You must know about cash value in life insurance policies
What's the story
Life insurance is a crucial aspect of financial planning, particularly in India where family comes first.
However, among the different types of life insurance, those that provide a cash value component are frequently misunderstood.
This article seeks to clarify the concept of cash value in life insurance, helping everyday Indians comprehend its workings and potential advantages.
Basics
What is cash value?
Cash value in life insurance refers to a savings component present in certain types of policies, such as whole and universal life.
It builds value from the premiums you pay, growing at a rate determined by your policy (either fixed or variable).
Unlike the death benefit, policyholders can access this cash value through several methods while they are still alive.
Growth
How does cash value grow?
The cash value in life insurance grows in a policy-specific manner.
Whole life policies provide growth at a guaranteed rate set by the insurance company, whereas universal life policies offer variable growth linked to the performance of the stock market or certain interest rates.

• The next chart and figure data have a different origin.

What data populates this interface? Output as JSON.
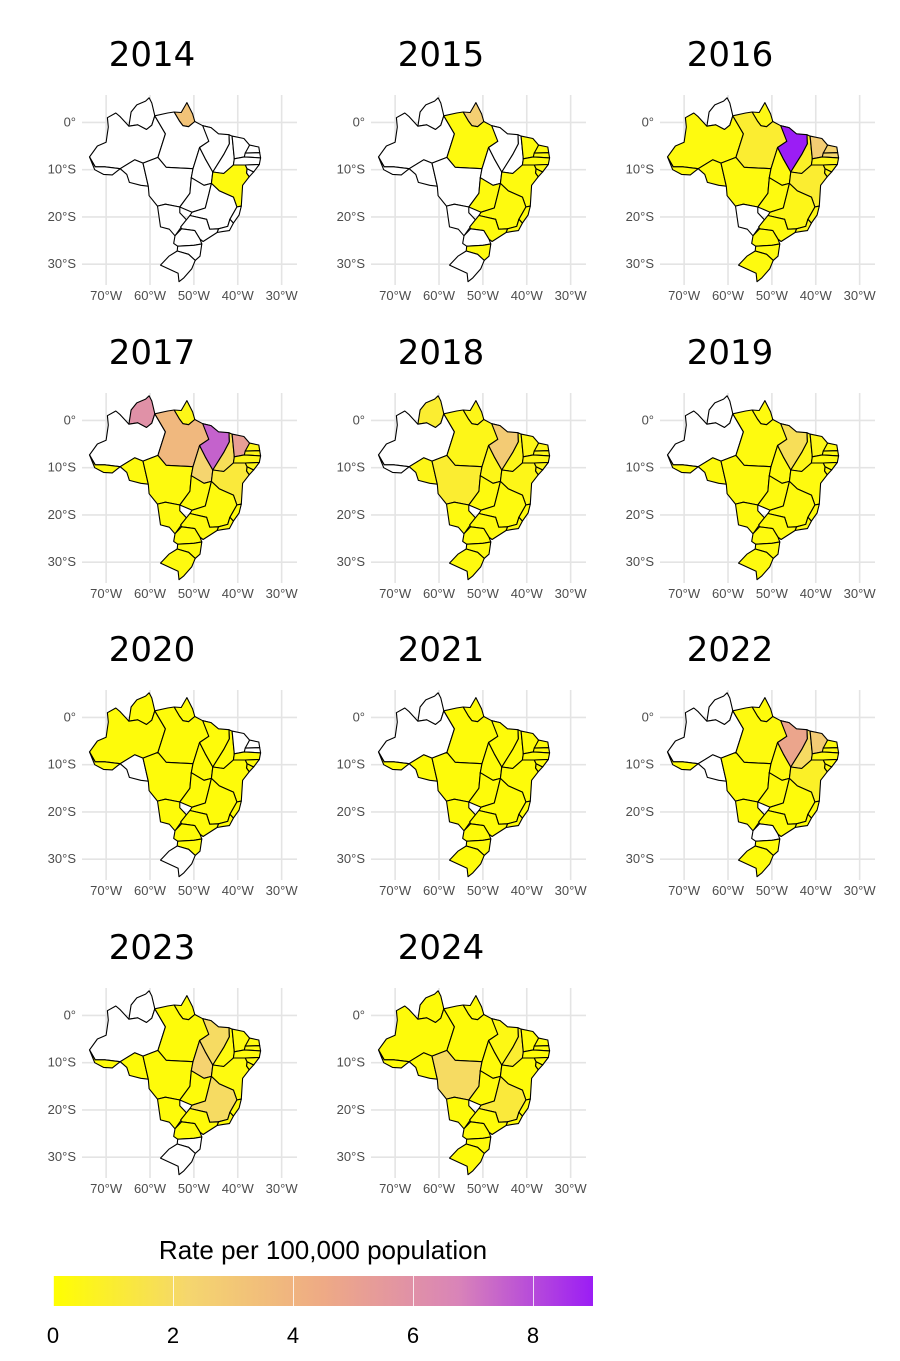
{
  "maps": [
    {
      "title": "2014",
      "states": {
        "RR": 0,
        "AP": 3.2,
        "AM": 0,
        "PA": 0,
        "AC": 0,
        "RO": 0,
        "MT": 0,
        "TO": 0,
        "MA": 0,
        "PI": 0,
        "CE": 0,
        "RN": 0,
        "PB": 0,
        "PE": 0,
        "AL": 0,
        "SE": 0,
        "BA": 0.3,
        "MS": 0,
        "GO": 0,
        "MG": 0,
        "ES": 0,
        "RJ": 0,
        "SP": 0,
        "PR": 0,
        "SC": 0,
        "RS": 0
      }
    },
    {
      "title": "2015",
      "states": {
        "RR": 0,
        "AP": 2.6,
        "AM": 0,
        "PA": 0.3,
        "AC": 0,
        "RO": 0,
        "MT": 0,
        "TO": 0,
        "MA": 0,
        "PI": 0,
        "CE": 0.3,
        "RN": 0.3,
        "PB": 0.3,
        "PE": 0.3,
        "AL": 0.3,
        "SE": 0.3,
        "BA": 0.3,
        "MS": 0,
        "GO": 0.3,
        "MG": 0.3,
        "ES": 0.3,
        "RJ": 0.3,
        "SP": 0.3,
        "PR": 0,
        "SC": 0.3,
        "RS": 0
      }
    },
    {
      "title": "2016",
      "states": {
        "RR": 0,
        "AP": 0.4,
        "AM": 0.3,
        "PA": 1.0,
        "AC": 0.3,
        "RO": 0.3,
        "MT": 0.3,
        "TO": 0.3,
        "MA": 9.0,
        "PI": 0.8,
        "CE": 2.7,
        "RN": 2.4,
        "PB": 2.2,
        "PE": 0.5,
        "AL": 0.5,
        "SE": 0.5,
        "BA": 1.0,
        "MS": 0,
        "GO": 0.3,
        "MG": 0.5,
        "ES": 0.5,
        "RJ": 0.5,
        "SP": 0.3,
        "PR": 0.3,
        "SC": 0.3,
        "RS": 0.3
      }
    },
    {
      "title": "2017",
      "states": {
        "RR": 6.0,
        "AP": 0.5,
        "AM": 0,
        "PA": 3.8,
        "AC": 0.3,
        "RO": 0.3,
        "MT": 0.3,
        "TO": 2.3,
        "MA": 7.5,
        "PI": 1.8,
        "CE": 5.2,
        "RN": 0.5,
        "PB": 0.5,
        "PE": 0.5,
        "AL": 0.5,
        "SE": 0.5,
        "BA": 1.2,
        "MS": 0.3,
        "GO": 0.3,
        "MG": 0.3,
        "ES": 0.3,
        "RJ": 0.3,
        "SP": 0.3,
        "PR": 0.3,
        "SC": 0.3,
        "RS": 0.3
      }
    },
    {
      "title": "2018",
      "states": {
        "RR": 1.0,
        "AP": 0.5,
        "AM": 0,
        "PA": 0.5,
        "AC": 0,
        "RO": 0.5,
        "MT": 1.0,
        "TO": 0.5,
        "MA": 2.8,
        "PI": 0.5,
        "CE": 0.5,
        "RN": 0.5,
        "PB": 0.5,
        "PE": 0.5,
        "AL": 0.5,
        "SE": 0.5,
        "BA": 0.5,
        "MS": 0.3,
        "GO": 0.3,
        "MG": 0.3,
        "ES": 0.3,
        "RJ": 0.3,
        "SP": 0.3,
        "PR": 0.3,
        "SC": 0.3,
        "RS": 0.3
      }
    },
    {
      "title": "2019",
      "states": {
        "RR": 0,
        "AP": 0.3,
        "AM": 0,
        "PA": 0.3,
        "AC": 0.3,
        "RO": 0.3,
        "MT": 0.3,
        "TO": 0.3,
        "MA": 1.8,
        "PI": 0.5,
        "CE": 0.5,
        "RN": 0.3,
        "PB": 0.3,
        "PE": 0.3,
        "AL": 0.3,
        "SE": 0.3,
        "BA": 0.3,
        "MS": 0.3,
        "GO": 0.3,
        "MG": 0.3,
        "ES": 0.3,
        "RJ": 0.3,
        "SP": 0.3,
        "PR": 0.3,
        "SC": 0.3,
        "RS": 0.3
      }
    },
    {
      "title": "2020",
      "states": {
        "RR": 0.2,
        "AP": 0.2,
        "AM": 0.2,
        "PA": 0.2,
        "AC": 0.2,
        "RO": 0,
        "MT": 0.2,
        "TO": 0.2,
        "MA": 0.2,
        "PI": 0.2,
        "CE": 0,
        "RN": 0,
        "PB": 0,
        "PE": 0.2,
        "AL": 0.2,
        "SE": 0.2,
        "BA": 0.2,
        "MS": 0.2,
        "GO": 0.2,
        "MG": 0.2,
        "ES": 0.2,
        "RJ": 0.2,
        "SP": 0.2,
        "PR": 0.2,
        "SC": 0.2,
        "RS": 0
      }
    },
    {
      "title": "2021",
      "states": {
        "RR": 0,
        "AP": 0.2,
        "AM": 0,
        "PA": 0.2,
        "AC": 0.2,
        "RO": 0.2,
        "MT": 0.2,
        "TO": 0.2,
        "MA": 0.2,
        "PI": 0.2,
        "CE": 0.2,
        "RN": 0.2,
        "PB": 0.2,
        "PE": 0.2,
        "AL": 0.2,
        "SE": 0.2,
        "BA": 0.2,
        "MS": 0.2,
        "GO": 0.2,
        "MG": 0.2,
        "ES": 0.2,
        "RJ": 0.2,
        "SP": 0.2,
        "PR": 0.2,
        "SC": 0.2,
        "RS": 0.2
      }
    },
    {
      "title": "2022",
      "states": {
        "RR": 0,
        "AP": 0.2,
        "AM": 0,
        "PA": 0.3,
        "AC": 0.2,
        "RO": 0,
        "MT": 0.2,
        "TO": 0.3,
        "MA": 4.8,
        "PI": 2.0,
        "CE": 2.8,
        "RN": 0.3,
        "PB": 0.3,
        "PE": 0.3,
        "AL": 0.3,
        "SE": 0.3,
        "BA": 0.8,
        "MS": 0.2,
        "GO": 0.3,
        "MG": 0.2,
        "ES": 0.2,
        "RJ": 0.2,
        "SP": 0.2,
        "PR": 0,
        "SC": 0.2,
        "RS": 0.2
      }
    },
    {
      "title": "2023",
      "states": {
        "RR": 0,
        "AP": 0.2,
        "AM": 0,
        "PA": 0.2,
        "AC": 0.2,
        "RO": 0.2,
        "MT": 0.2,
        "TO": 2.4,
        "MA": 2.0,
        "PI": 0.3,
        "CE": 0.3,
        "RN": 0.3,
        "PB": 0.3,
        "PE": 0.3,
        "AL": 0.3,
        "SE": 0.3,
        "BA": 0.3,
        "MS": 0.2,
        "GO": 0.2,
        "MG": 2.0,
        "ES": 0.2,
        "RJ": 0.2,
        "SP": 0.2,
        "PR": 0.2,
        "SC": 0,
        "RS": 0
      }
    },
    {
      "title": "2024",
      "states": {
        "RR": 0.2,
        "AP": 0.2,
        "AM": 0.2,
        "PA": 0.2,
        "AC": 0.2,
        "RO": 0.2,
        "MT": 2.0,
        "TO": 0.2,
        "MA": 0.4,
        "PI": 1.0,
        "CE": 0.2,
        "RN": 0.2,
        "PB": 0.2,
        "PE": 0.2,
        "AL": 0.2,
        "SE": 0.2,
        "BA": 0.2,
        "MS": 0.2,
        "GO": 0.2,
        "MG": 1.2,
        "ES": 0.2,
        "RJ": 0.2,
        "SP": 0.2,
        "PR": 0.2,
        "SC": 0.2,
        "RS": 0.2
      }
    }
  ],
  "axes": {
    "lat_labels": [
      "0°",
      "10°S",
      "20°S",
      "30°S"
    ],
    "lon_labels": [
      "70°W",
      "60°W",
      "50°W",
      "40°W",
      "30°W"
    ]
  },
  "legend": {
    "title": "Rate per 100,000 population",
    "ticks": [
      "0",
      "2",
      "4",
      "6",
      "8"
    ],
    "tick_values": [
      0,
      2,
      4,
      6,
      8
    ],
    "range": [
      0,
      9
    ],
    "colors": [
      "#ffff00",
      "#f5d66e",
      "#eeaa85",
      "#d984b8",
      "#9b1df5"
    ],
    "missing_color": "#ffffff"
  }
}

This cash value, built up as you pay your premiums, serves as a substantial financial asset over time.
Utilization
Accessing your cash value
Policyholders can tap into their cash value through loans or withdrawals, but each has its own set of considerations.
Loans: By taking out a loan against your cash value, you're essentially borrowing from yourself. However, keep in mind that the insurer will charge you interest.
Withdrawals: Unlike loans, withdrawals directly reduce your cash value and can also diminish the death benefit your beneficiaries would receive.
Effects
Impact on premiums and benefits
Having cash value built up in your policy can also influence your premiums and death benefits over time.
In certain scenarios, if enough cash value is built up, policyholders can opt to stop paying out-of-pocket premiums altogether and have them automatically paid from the accumulated cash instead.
However, taking out too many loans or withdrawals can significantly decrease both the death benefit and accumulated cash.
Selection
Choosing policies with cash value
When choosing a cash-value life insurance policy in India, you should consider premium affordability, investment objectives, risk tolerance for variable components (if any), and long-term financial planning goals.
By understanding how various policies handle the growth of the cash-value component, you can ensure that you choose a policy that best fits your personal financial plan.